The Pearson coefficient is used to check the correlation between two continuous variables.
Data source: https://www.kaggle.com/saurabh00007/diabetescsv
import pandas as pd
df = pd.read_csv('c:/1/diabetes.csv')
df.head(3)
The aim of the study is to check if (H1) there is a statistically significant positive correlation between blood pressure and body weight of patients.
- H0 – there is no significant statistical relationship between body weight and blood pressure
- H1 – there is a significant statistical relationship between body weight and blood pressure
Data completeness check ¶
It is noted that some information such as blood pressure or body temperature is zero. It treats as no data.
df.isnull().sum()
The data is complete but there is a lack of data in the form of zeros. I replace these zeros with shortcomings.
import numpy as np
df[['Pregnancies', 'Glucose', 'BloodPressure', 'SkinThickness', 'Insulin','BMI']] = df[['Pregnancies', 'Glucose', 'BloodPressure', 'SkinThickness', 'Insulin','BMI']].replace(0,np.NaN)
print('Number of rows and columns: ',df.shape)
df.isnull().sum()
Deleting records with missing data.
df = df.dropna(how ='any')
print('Number of rows and columns: ',df.shape)
df.isnull().sum()
Now there is much less data but better quality.
Pearson correlation coefficient¶
The Pearson correlation coefficient [1] measures the linear relationship between two datasets. The calculation of the p-value relies on the assumption that each dataset is normally distributed. (See Kowalski [3] for a discussion of the effects of non-normality of the input on the distribution of the correlation coefficient.) Like other correlation coefficients, this one varies between -1 and +1 with 0 implying no correlation.
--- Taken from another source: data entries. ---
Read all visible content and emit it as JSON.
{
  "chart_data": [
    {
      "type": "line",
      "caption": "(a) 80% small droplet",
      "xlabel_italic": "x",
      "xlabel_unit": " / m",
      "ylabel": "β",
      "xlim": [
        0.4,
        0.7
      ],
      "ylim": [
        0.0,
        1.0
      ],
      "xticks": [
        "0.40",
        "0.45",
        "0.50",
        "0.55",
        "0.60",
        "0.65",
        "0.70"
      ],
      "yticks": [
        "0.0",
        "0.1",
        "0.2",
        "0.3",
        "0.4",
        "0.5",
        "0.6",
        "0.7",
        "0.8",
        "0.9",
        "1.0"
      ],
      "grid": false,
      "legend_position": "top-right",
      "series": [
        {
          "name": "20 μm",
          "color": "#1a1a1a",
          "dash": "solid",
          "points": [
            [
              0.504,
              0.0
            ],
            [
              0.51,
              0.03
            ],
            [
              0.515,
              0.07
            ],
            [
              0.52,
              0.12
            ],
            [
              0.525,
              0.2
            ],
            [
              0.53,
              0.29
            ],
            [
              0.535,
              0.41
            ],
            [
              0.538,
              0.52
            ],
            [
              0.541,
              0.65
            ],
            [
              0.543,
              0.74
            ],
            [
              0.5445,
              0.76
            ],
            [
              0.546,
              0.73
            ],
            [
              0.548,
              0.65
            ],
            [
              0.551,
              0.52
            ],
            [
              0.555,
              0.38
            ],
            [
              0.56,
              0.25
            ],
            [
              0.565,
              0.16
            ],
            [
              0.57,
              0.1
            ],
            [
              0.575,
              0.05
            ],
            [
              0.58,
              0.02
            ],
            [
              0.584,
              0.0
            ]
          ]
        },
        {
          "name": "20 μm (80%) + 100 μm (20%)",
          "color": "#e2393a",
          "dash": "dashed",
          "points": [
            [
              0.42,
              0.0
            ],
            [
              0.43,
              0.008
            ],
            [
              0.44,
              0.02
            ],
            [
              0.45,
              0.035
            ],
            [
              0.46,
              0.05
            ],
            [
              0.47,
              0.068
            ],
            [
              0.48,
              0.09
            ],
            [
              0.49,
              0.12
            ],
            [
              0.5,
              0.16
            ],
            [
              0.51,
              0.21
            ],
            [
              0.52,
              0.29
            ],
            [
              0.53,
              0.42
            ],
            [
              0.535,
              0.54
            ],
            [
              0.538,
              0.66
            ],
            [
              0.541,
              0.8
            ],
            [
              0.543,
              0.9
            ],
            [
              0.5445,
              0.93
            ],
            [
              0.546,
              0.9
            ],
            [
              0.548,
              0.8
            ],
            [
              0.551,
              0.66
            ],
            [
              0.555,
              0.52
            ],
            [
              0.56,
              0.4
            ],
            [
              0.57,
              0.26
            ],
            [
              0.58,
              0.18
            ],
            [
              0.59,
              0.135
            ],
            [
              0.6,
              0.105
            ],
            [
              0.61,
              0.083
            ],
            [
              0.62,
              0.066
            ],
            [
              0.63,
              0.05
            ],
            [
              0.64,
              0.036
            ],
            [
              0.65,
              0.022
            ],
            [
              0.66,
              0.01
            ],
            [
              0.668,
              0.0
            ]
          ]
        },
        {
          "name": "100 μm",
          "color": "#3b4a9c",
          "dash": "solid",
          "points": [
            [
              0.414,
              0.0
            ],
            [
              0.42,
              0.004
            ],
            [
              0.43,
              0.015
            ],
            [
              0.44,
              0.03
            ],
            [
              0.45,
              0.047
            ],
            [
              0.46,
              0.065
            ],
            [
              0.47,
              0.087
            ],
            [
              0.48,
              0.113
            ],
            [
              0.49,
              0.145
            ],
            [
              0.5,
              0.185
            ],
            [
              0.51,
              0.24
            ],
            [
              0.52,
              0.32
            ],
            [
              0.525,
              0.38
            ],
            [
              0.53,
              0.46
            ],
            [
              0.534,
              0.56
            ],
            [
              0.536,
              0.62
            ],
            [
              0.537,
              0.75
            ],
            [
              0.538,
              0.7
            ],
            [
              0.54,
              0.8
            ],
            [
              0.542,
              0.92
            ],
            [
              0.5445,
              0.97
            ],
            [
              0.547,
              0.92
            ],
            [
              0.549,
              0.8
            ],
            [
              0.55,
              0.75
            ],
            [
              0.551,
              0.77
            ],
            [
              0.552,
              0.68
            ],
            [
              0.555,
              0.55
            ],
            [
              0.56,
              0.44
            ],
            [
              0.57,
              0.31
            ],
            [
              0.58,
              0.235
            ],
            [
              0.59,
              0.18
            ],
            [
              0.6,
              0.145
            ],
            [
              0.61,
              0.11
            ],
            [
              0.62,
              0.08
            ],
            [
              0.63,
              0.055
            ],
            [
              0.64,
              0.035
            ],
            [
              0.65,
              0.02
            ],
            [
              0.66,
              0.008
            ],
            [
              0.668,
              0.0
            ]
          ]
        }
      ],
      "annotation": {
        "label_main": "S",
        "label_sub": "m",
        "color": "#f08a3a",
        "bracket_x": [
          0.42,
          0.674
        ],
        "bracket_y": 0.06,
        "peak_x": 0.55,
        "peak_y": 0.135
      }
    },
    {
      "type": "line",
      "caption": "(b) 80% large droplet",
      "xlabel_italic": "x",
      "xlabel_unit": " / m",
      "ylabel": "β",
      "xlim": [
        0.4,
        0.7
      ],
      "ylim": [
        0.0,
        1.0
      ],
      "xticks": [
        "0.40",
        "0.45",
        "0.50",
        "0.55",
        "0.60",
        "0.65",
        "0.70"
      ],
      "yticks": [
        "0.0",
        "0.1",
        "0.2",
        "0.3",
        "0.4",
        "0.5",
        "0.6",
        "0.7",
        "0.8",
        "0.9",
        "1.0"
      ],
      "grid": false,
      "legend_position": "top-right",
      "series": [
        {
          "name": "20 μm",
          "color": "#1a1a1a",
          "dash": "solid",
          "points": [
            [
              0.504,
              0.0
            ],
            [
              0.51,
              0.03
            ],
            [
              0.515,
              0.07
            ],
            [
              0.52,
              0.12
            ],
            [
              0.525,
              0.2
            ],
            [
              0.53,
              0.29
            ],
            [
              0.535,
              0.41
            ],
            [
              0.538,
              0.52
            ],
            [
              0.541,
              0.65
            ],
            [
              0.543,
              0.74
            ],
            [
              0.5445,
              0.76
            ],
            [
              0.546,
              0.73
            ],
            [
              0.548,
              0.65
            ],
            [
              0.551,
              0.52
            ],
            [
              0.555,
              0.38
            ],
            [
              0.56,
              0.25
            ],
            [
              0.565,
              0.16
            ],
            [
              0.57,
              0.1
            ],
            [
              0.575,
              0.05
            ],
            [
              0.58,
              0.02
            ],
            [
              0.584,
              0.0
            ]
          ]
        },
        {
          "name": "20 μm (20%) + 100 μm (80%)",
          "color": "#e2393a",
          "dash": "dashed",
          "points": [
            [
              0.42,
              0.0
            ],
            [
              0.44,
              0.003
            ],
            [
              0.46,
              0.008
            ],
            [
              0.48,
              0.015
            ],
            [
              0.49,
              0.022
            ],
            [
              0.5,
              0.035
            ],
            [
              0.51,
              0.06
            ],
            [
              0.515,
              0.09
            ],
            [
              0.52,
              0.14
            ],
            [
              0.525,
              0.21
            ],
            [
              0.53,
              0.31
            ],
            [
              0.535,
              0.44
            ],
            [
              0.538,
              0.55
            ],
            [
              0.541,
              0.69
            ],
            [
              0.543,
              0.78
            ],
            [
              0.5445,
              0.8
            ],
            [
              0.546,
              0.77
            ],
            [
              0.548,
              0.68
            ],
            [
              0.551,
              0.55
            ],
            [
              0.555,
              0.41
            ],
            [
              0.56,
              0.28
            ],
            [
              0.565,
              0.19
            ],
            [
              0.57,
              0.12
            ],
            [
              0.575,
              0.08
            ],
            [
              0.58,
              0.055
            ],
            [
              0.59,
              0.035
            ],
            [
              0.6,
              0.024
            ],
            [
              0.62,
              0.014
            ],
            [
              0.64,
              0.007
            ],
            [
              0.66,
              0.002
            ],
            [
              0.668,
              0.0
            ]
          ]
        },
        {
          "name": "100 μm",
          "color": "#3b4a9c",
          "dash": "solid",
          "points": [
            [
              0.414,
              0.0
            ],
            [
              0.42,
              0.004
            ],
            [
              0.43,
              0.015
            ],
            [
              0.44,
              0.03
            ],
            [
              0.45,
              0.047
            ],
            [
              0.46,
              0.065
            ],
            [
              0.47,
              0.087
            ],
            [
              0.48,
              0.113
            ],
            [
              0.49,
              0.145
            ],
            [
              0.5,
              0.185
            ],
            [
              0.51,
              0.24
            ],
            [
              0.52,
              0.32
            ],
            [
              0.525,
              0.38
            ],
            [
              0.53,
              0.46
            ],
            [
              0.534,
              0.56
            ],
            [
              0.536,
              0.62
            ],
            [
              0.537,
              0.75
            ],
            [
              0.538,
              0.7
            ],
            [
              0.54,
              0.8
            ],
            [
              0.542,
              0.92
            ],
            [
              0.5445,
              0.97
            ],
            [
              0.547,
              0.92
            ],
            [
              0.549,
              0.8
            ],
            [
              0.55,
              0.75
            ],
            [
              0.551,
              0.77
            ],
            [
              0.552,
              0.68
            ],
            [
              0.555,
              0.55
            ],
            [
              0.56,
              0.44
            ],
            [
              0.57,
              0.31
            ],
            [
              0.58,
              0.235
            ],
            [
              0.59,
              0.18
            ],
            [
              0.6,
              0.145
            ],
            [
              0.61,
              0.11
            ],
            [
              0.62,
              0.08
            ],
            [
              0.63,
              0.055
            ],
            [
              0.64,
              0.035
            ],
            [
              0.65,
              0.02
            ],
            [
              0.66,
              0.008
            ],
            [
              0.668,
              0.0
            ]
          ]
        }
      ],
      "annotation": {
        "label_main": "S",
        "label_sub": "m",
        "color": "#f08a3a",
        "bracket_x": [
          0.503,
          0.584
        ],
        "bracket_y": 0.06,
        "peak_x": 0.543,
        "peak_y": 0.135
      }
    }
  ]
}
Pearson correlation coefficient returns a double tuple consisting of a correlation coefficient and the corresponding p value:
The correlation coefficient can be from -1 to +1.
The null hypothesis is that two variables are uncorrelated. The p value is a number from zero to one that represents the probability that your data would have arisen if the null hypothesis were true.
p- value¶
A low p-value (such as 0.01) is considered evidence that the null hypothesis can be „Rejected”. Statisticians say p-value of 0.01 is „very significant” or say „data is significant at 0.01”
A competent researcher studying a hypothetical relationship will determine the p value before empirical study. Usually 0.01 or 0.05 are used. If the test data give a p value less than the predetermined value, the researcher claims that their study is significant and allows them to reject the null hypothesis and conclude that the relationship really exists.
In the case of the relationship between alcohol consumption and breast cancer, the correlation coefficient is about 0.4, with a very low p value – almost equal to zero. This tells us that the relationship is statistically significant (because it is less than 0.05 or 0.01)
Assuming a normal distribution¶
It is desirable that the correlated variables have distributions close to the normal distribution. However, it is not obligatory. We can also calculate Pearson’s r factor for variables with a broken assumption with normal distribution. Attention should also be paid to outliers that may disturb the obtained correlation result.
A scatter plot made to capture outliers ¶
import seaborn as sns
sns.jointplot(x='Insulin', y='BMI', data=df)
sns.kdeplot(df.Insulin, df.BMI)
Deleting extreme values in the 'Insulin’ and 'BMI’ columns ¶
df['Insulin'] = df['Insulin'].apply(lambda x: np.nan if x > 600 else x)
df['BMI'] = df['BMI'].apply(lambda x: np.nan if x > 50 else x)
df = df.dropna(how ='any')
Scatter plot after truncating outliers.
sns.jointplot(x='Insulin', y='BMI', data=df)
Pearson correlation coefficient¶
df.dtypes
import scipy
PKP = scipy.stats.pearsonr(df['Insulin'], df['BMI'])
PKP = np.round(PKP, decimals=5)
print(PKP)
There is a positive correlation between the patients’ insulin levels in the blood and the BMI body mass index. Therefore, the null hypothesis is rejected in favor of the alternative hypothesis. The correlation phenomenon is statistically significant because the p-value is less than 0.01.
Dispersion chart for correlations ¶
import matplotlib.pyplot as plt
scat2= sns.regplot(x='Insulin', y='BMI', data=df)
plt.xlabel('Blood insulin level')
plt.ylabel('BMI level')
plt.title('Scatterplot for blood insulin levels and BMI')
Forecasting based on Pearson’s correlation coefficient ¶
Knowing the BMI level, we can predict the level of insulin in the blood and vice versa. The correlation level here is 0.275.
The correlation square of 0.275 with us gives us value r2 = 0.0756.
So we can predict 7.5% volatility, which means that 92% volatility is not predictable based on the Pearson correlation coefficient.